Reliance could be the bigger threat than established companies such as Hindustan Unilever, ITC and Procter & Gamble for direct-to-consumer (D2C) FMCG brands that are planning to sell their products through traditional trade, research firm Kantar said. Reliance Consumer Products, a subsidiary of Reliance Retail, is increasingly acquiring consumer brands or entering several categories on its own.

The revenue of D2C brands could reach $10 billion by 2025, compared with $4 billion now. However, Reliance, which has the largest supermarket chain in the country and is also now present in several fast-moving consumer goods segments, could pose a threat to these smaller online-only brands.

“Reliance can be a huge disruption given the kind of play they want in multiple categories.
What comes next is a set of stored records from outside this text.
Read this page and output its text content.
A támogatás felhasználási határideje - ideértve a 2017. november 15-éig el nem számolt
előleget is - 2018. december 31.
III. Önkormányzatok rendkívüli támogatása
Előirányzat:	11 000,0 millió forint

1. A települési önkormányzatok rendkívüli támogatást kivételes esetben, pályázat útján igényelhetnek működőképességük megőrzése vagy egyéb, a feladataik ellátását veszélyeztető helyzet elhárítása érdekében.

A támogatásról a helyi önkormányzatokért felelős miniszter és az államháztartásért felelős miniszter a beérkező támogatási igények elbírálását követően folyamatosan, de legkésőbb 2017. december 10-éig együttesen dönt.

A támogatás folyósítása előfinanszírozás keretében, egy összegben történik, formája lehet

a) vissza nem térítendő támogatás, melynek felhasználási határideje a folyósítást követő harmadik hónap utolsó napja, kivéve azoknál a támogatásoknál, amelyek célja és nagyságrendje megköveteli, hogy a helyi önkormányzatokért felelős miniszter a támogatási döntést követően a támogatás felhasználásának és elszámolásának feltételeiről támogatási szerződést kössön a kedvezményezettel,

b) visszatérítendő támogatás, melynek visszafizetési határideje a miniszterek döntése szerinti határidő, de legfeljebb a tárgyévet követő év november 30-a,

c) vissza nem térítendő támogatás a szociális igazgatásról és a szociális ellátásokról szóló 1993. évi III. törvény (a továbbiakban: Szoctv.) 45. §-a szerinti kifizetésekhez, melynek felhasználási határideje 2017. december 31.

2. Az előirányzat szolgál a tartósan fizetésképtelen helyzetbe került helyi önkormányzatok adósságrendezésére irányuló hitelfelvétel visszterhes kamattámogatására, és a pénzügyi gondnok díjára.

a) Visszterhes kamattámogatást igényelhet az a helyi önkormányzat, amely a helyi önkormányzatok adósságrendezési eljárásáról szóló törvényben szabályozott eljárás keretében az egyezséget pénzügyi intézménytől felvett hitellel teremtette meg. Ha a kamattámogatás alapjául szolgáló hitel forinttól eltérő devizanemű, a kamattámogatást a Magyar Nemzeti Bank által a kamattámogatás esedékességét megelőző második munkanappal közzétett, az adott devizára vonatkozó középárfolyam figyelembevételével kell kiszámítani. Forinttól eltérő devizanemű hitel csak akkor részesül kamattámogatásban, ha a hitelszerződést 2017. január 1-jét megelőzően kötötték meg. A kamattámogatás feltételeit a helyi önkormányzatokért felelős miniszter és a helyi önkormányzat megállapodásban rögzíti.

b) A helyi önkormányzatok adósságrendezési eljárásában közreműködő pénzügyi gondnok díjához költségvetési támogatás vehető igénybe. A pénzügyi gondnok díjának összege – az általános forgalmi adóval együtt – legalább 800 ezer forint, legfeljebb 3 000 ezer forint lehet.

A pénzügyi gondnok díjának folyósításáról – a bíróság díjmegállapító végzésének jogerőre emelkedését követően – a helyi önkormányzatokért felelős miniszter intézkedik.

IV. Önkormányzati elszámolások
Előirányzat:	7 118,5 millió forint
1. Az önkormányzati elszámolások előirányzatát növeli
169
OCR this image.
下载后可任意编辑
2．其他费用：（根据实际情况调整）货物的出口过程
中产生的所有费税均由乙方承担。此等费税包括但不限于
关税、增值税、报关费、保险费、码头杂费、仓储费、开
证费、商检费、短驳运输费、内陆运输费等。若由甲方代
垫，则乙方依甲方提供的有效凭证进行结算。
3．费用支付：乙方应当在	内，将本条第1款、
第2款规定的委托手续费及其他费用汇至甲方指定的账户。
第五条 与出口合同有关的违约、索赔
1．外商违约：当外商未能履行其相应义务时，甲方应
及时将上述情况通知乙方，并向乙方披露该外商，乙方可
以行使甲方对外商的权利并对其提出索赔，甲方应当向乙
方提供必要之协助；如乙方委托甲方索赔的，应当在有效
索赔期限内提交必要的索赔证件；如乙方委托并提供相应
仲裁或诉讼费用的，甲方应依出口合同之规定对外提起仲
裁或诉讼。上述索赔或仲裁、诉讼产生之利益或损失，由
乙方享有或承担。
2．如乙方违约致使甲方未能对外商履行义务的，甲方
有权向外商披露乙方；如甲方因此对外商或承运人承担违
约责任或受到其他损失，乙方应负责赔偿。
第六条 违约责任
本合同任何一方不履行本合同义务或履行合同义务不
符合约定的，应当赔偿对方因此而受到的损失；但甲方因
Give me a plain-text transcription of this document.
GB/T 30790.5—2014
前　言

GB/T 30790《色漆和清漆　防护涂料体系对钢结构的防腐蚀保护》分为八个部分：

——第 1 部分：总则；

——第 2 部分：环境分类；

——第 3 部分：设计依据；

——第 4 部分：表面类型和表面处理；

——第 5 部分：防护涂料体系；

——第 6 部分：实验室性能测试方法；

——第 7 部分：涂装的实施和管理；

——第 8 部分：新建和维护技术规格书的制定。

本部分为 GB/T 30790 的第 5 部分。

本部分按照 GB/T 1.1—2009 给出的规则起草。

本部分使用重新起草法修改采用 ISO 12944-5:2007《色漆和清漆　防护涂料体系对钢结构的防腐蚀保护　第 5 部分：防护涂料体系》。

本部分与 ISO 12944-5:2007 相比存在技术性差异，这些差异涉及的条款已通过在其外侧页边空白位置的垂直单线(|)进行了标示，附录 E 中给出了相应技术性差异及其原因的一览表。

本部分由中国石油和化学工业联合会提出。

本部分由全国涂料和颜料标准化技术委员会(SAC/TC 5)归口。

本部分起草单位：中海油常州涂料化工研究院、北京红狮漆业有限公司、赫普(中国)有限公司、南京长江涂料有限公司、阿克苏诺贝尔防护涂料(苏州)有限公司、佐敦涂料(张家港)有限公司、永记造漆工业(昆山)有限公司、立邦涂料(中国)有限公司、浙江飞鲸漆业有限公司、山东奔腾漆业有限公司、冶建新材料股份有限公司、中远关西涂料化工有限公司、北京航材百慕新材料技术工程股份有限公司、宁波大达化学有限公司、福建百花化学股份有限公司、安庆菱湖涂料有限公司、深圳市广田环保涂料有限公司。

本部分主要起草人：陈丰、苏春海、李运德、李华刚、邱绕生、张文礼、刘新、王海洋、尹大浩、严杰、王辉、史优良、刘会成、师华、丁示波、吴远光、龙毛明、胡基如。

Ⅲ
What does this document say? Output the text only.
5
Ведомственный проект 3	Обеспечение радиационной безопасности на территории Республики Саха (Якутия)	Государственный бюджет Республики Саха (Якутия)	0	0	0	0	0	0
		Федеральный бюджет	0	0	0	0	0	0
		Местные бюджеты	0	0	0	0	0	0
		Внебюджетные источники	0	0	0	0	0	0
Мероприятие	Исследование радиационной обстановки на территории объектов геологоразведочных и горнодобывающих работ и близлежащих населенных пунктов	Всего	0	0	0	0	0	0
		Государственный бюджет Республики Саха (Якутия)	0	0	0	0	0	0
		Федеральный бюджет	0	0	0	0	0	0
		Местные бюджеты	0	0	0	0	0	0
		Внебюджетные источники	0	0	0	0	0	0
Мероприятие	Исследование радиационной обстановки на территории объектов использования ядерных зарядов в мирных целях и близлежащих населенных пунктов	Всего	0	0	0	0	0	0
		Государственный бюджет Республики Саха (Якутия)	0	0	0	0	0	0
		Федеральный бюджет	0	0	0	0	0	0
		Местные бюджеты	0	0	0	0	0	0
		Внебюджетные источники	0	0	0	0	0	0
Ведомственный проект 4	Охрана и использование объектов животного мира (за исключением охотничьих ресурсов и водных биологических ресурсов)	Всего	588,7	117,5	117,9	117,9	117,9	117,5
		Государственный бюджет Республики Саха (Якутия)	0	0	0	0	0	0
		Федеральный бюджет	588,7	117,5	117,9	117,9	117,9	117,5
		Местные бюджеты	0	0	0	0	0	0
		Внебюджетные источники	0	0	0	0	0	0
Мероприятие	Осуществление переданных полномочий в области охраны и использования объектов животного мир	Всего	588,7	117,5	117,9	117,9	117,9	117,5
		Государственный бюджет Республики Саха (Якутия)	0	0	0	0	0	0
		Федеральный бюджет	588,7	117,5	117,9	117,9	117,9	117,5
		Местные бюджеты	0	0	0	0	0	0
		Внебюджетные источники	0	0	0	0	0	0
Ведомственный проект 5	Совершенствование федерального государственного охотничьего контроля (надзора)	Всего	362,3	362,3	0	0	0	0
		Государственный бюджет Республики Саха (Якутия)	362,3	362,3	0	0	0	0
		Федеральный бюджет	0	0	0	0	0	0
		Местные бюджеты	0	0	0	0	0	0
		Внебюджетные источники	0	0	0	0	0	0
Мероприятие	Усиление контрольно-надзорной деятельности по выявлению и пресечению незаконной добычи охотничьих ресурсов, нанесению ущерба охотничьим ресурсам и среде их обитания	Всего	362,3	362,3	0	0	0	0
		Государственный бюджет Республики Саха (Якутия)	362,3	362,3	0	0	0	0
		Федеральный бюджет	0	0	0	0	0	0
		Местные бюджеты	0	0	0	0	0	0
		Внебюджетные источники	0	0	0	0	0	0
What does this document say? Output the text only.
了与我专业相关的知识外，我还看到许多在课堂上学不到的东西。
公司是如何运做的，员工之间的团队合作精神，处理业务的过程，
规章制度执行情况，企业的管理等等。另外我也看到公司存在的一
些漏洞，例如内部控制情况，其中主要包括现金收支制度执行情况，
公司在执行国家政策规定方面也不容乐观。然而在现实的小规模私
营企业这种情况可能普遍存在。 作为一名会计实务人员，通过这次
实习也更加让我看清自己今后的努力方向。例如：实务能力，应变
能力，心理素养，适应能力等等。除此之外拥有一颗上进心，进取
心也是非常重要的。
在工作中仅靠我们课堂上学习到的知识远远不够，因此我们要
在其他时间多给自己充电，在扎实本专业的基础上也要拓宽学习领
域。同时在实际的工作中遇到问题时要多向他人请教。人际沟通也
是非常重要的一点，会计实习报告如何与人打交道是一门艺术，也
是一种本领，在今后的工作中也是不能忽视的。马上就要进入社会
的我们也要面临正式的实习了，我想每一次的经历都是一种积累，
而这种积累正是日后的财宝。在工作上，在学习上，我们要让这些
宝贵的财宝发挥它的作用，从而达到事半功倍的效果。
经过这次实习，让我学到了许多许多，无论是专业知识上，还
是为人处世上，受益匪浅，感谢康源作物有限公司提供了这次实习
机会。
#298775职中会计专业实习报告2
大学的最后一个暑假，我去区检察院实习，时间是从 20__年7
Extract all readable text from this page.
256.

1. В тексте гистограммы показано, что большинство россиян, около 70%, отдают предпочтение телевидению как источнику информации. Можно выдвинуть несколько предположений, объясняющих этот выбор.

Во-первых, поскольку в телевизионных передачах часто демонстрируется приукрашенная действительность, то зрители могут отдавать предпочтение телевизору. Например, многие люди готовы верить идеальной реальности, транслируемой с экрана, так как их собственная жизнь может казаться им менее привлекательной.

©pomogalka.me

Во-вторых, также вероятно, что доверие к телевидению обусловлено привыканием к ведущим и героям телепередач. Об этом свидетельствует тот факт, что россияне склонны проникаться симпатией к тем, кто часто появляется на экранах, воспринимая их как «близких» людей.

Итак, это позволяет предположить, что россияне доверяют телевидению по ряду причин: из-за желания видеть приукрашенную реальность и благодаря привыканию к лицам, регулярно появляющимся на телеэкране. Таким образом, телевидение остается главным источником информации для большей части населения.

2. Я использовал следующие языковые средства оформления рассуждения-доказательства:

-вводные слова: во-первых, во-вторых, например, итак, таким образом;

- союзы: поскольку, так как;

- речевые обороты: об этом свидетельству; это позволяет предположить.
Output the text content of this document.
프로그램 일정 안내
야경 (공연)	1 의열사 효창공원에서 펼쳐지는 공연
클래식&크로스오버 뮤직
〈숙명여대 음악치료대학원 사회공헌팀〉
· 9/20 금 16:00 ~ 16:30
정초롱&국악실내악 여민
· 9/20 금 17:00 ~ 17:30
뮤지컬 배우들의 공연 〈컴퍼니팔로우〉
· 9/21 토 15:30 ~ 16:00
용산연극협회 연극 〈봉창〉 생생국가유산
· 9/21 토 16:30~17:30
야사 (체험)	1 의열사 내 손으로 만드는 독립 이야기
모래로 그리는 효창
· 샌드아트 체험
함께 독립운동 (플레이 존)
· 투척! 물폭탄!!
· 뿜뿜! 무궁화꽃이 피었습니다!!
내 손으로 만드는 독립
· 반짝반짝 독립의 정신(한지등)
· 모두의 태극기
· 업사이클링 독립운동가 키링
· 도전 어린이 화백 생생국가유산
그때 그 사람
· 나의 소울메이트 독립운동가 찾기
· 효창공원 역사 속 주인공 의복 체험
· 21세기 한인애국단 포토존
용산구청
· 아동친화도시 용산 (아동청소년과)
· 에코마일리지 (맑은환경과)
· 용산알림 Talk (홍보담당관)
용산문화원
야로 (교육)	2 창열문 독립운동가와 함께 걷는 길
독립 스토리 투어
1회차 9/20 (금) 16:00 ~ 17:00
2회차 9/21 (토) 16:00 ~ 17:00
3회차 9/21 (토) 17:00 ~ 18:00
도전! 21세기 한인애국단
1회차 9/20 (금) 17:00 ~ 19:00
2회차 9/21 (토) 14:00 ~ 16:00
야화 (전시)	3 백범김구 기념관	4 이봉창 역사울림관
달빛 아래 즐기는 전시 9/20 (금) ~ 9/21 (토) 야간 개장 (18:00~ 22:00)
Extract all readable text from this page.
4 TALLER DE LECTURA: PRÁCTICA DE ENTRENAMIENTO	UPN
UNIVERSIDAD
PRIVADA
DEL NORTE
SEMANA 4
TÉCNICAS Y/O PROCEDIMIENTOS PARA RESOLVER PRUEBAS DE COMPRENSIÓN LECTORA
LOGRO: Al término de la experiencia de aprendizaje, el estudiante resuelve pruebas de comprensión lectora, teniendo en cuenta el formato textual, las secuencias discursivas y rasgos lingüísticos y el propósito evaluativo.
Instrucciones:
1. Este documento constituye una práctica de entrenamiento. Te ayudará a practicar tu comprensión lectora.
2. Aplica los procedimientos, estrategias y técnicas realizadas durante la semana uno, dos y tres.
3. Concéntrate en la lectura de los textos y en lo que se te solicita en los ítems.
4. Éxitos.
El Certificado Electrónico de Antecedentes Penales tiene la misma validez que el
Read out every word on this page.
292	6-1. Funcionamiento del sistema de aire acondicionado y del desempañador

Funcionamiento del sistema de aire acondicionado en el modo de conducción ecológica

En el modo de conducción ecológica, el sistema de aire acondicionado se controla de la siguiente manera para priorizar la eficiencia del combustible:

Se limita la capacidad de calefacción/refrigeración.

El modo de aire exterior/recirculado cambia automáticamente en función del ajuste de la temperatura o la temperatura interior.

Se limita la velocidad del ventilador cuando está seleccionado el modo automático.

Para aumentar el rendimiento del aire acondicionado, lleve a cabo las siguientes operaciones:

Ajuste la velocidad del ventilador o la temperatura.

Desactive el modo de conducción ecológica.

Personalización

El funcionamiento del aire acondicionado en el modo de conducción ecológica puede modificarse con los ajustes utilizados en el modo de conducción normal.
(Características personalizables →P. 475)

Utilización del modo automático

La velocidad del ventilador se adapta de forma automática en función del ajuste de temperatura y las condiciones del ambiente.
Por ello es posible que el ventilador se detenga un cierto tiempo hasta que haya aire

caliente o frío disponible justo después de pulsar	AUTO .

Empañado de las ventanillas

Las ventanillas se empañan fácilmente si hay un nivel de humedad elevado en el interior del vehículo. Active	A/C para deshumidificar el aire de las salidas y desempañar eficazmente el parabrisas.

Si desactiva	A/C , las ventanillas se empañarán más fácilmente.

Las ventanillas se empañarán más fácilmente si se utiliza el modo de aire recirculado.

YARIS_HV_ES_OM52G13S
And in that kind of environment, it is not really the best of times for D2C brands entering offline,” said Soumya Mohanty, managing director, South Asia for Insights Division at Kantar.

D2C brands make most of their revenue or customer acquisition from direct-to-consumer online channels or are those that have started with an online-first distribution before going omni-channel. Several larger D2C brands such as Mama Earth and Sugar Cosmetics have been selling products in their own stores and supermarkets for the past few years.

“There is a large FMCG market and the per-capita consumption in many categories is low. But the job to increase penetration is for larger companies and when D2C targets their consumers offline, they will face a bigger challenge,” added Mohanty.

Reliance has a network of 17,225 stores across the country and also runs its online retail through the JioMart app. While fast moving consumer goods firms offer their products through supermarkets and online platforms in return for certain margin payments, Reliance has the ability to sustain price war and capture markets through its direct consumer reach and by eliminating middleman margins.